Set both frontend_dialect and backend_dialect to enable API format translation:
models:
# Use Claude from any OpenAI Chat client:
- frontend_model_name: claude-via-openai
frontend_base_url: /openai-compat
frontend_dialect: openai-chat
backend_model_name: claude-3-5-sonnet-20241022
backend_base_url: https://api.anthropic.com
backend_api_key: "sk-ant-..."
backend_auth_header: x-api-key
backend_auth_schema: ""
backend_dialect: claude
# Use GPT-4o from Claude Code:
- frontend_model_name: gpt4-via-claude
frontend_base_url: /claude-compat
frontend_dialect: claude
backend_model_name: gpt-4o
backend_base_url: https://api.openai.com
backend_api_key: "sk-..."
backend_auth_header: Authorization
backend_auth_schema: Bearer
backend_dialect: openai-responses| Field | Required | Description |
|---|---|---|
frontend_model_name |
Yes | Model name the client sends |
frontend_base_url |
Yes | URL path prefix for this group (e.g., /openai → routes /openai/*) |
frontend_dialect |
No | API format from the client. Required for translation. |
backend_model_name |
Yes | Actual model name sent to upstream |
backend_base_url |
Yes | Real upstream base URL |
backend_api_key |
No | If set, replaces the client's token; if empty, client token is forwarded |
backend_auth_header |
No | Header name for the auth token |
backend_auth_schema |
No | Token prefix (e.g., Bearer). Empty = raw token |
backend_dialect |
No | API format for the upstream. Required for translation. |
system_replacements |
No | Map of old→new text substitutions applied to the system prompt |
system_append |
No | Text appended to the system prompt after replacements |
inject_progress |
No | If true, injects a session progress summary into the system prompt |
When both dialects are configured, the proxy:
- Decodes the incoming request into a dialect-neutral canonical format.

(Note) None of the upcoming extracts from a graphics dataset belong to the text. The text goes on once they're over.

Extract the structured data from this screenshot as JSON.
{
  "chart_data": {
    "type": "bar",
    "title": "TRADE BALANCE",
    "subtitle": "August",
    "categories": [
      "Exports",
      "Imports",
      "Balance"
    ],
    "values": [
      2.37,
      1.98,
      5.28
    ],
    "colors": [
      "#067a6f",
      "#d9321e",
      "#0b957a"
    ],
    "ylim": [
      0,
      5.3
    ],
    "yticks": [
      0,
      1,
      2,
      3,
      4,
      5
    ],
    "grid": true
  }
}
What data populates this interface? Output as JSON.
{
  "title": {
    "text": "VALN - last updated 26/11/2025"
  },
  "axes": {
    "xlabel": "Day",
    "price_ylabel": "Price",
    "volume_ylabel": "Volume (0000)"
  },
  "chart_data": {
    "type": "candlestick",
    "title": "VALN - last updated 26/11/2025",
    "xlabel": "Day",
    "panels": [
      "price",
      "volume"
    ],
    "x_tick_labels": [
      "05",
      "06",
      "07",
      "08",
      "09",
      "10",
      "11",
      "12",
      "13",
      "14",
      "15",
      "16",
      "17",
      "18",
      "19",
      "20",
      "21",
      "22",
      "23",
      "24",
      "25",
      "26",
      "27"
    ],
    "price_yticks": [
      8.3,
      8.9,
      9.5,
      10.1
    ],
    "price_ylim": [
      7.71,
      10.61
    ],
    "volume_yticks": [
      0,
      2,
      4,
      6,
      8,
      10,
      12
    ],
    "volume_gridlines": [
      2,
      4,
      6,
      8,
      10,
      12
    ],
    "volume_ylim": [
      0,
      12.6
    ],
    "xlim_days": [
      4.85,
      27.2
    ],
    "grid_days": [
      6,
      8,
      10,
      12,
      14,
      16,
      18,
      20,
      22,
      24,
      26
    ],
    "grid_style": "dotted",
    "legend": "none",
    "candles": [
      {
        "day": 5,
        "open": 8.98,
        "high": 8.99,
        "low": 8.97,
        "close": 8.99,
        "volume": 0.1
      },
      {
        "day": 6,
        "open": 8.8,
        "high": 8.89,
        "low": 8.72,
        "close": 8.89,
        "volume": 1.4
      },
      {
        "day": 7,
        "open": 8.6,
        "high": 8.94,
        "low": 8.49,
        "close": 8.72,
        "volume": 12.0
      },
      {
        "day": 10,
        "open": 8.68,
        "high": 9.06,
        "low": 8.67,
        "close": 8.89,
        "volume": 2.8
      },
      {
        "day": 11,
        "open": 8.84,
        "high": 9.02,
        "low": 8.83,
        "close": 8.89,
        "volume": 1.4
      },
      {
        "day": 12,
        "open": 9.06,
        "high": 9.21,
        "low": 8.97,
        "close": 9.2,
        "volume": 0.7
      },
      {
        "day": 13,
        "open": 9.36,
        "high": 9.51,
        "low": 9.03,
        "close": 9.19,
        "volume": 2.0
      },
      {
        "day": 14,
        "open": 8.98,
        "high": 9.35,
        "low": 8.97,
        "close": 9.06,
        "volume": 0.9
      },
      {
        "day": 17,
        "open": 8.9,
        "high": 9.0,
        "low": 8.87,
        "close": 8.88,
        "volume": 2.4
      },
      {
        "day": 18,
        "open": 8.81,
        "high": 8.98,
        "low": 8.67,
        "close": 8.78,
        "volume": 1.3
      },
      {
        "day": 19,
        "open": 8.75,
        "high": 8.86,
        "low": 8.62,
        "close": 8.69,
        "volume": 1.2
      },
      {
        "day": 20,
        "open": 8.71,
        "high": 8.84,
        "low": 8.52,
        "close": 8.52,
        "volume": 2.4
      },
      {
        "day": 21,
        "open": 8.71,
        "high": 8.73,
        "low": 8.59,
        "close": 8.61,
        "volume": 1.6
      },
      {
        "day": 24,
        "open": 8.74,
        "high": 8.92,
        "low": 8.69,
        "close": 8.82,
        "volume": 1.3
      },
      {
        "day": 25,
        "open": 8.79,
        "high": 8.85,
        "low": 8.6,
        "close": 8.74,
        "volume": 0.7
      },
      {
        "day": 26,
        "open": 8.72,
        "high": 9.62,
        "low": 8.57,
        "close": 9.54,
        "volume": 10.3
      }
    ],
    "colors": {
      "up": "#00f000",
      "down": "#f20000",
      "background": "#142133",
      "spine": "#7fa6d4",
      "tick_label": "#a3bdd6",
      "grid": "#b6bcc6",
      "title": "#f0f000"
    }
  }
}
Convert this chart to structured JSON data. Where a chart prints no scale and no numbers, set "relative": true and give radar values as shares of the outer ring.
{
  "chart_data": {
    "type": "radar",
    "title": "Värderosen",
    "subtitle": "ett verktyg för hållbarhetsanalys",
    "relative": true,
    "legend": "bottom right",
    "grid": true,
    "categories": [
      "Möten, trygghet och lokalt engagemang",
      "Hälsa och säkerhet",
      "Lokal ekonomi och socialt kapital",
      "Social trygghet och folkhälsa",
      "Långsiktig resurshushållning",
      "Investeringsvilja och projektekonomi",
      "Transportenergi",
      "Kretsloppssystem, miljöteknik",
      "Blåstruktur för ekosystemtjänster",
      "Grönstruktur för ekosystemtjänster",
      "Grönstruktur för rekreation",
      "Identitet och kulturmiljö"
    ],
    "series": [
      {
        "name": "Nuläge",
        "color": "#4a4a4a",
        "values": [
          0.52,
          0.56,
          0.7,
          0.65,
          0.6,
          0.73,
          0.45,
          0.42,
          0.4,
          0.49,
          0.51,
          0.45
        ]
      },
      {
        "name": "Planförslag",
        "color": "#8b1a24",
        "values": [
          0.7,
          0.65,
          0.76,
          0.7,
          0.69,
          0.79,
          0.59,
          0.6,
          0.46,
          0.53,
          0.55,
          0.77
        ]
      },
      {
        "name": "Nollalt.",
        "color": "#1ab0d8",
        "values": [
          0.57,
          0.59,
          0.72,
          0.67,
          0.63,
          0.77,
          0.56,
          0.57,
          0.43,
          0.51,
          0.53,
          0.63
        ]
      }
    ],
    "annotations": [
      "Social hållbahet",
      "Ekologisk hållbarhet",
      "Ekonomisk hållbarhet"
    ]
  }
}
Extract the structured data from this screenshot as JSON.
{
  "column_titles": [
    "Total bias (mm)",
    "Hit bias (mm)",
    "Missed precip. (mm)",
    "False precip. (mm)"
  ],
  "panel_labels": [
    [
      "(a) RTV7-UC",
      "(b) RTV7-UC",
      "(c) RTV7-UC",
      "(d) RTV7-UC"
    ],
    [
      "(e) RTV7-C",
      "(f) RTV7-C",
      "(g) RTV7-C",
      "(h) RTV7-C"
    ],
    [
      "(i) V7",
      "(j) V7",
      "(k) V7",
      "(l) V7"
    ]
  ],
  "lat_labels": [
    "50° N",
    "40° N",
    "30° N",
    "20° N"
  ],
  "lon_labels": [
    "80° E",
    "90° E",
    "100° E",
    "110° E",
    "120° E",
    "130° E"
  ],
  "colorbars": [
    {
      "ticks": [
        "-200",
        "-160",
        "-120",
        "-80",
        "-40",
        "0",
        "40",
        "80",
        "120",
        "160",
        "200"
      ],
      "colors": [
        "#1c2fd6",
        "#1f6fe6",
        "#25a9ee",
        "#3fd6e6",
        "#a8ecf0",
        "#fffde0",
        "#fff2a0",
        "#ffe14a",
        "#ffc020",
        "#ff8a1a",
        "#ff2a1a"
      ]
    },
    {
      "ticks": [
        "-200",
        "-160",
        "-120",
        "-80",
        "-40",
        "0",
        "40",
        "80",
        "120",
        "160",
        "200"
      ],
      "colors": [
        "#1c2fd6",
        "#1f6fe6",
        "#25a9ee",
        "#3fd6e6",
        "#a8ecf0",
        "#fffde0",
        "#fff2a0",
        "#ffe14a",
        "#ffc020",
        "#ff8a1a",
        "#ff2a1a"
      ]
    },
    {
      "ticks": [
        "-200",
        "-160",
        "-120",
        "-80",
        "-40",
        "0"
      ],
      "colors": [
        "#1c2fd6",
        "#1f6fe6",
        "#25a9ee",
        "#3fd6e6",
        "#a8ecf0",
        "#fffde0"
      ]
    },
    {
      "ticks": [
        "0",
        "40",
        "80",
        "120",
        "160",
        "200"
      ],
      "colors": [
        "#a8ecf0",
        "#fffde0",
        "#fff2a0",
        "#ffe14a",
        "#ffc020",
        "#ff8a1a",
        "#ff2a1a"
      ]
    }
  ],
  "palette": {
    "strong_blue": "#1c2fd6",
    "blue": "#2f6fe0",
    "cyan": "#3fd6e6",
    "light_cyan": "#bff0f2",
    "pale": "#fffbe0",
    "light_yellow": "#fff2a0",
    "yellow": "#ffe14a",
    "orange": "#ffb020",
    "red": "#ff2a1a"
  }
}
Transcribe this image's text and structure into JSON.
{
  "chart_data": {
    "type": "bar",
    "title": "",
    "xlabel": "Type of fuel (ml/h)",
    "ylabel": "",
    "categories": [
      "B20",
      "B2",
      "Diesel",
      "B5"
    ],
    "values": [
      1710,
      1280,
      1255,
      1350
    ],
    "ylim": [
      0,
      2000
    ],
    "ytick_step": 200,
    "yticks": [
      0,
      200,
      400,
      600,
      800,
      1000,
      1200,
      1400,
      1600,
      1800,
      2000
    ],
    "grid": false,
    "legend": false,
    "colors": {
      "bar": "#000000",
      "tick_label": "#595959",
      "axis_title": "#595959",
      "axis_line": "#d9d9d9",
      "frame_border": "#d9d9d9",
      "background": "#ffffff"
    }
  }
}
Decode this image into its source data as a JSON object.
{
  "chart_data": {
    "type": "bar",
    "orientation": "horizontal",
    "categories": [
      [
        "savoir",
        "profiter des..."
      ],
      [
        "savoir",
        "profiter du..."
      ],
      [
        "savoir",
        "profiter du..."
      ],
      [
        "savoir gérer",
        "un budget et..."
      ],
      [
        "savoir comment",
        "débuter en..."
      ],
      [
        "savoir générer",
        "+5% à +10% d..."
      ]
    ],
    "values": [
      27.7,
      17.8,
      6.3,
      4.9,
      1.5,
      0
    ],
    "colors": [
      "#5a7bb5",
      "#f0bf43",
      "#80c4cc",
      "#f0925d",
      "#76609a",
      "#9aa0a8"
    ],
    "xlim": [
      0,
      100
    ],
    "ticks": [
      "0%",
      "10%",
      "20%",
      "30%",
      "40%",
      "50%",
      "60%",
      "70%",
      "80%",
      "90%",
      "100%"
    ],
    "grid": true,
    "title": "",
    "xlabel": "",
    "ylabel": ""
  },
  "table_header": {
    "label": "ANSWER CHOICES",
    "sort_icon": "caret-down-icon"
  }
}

- Applies system prompt modifications (replacements, append, progress injection).
- Re-encodes it into the upstream dialect's format.
- Sends it to the upstream and decodes the response back to canonical.
- Re-encodes the response into the incoming dialect's format for the client.
For streaming, this happens event-by-event with no full-response buffering.
Routes are registered dynamically at startup based on the unique frontend_base_url values in the config. The URL structure is:
http://localhost:8080/<frontend_base_url>/<api-path>
For example, with frontend_base_url: /openai, configure your client's base URL as http://localhost:8080/openai.
| Scenario | Behavior |
|---|---|
backend_api_key is set |
All client auth headers are stripped; the configured token is sent upstream |
backend_api_key is empty |
All client headers (including auth) are forwarded unchanged |
pip install -e ".[dev]" # install with dev dependencies
pytest # run all tests
llm-proxy --config config/config.yamlSee docs/ for architecture, development, and deployment documentation.
A Dockerfile is provided. See docs/deploy/deployment.md for details.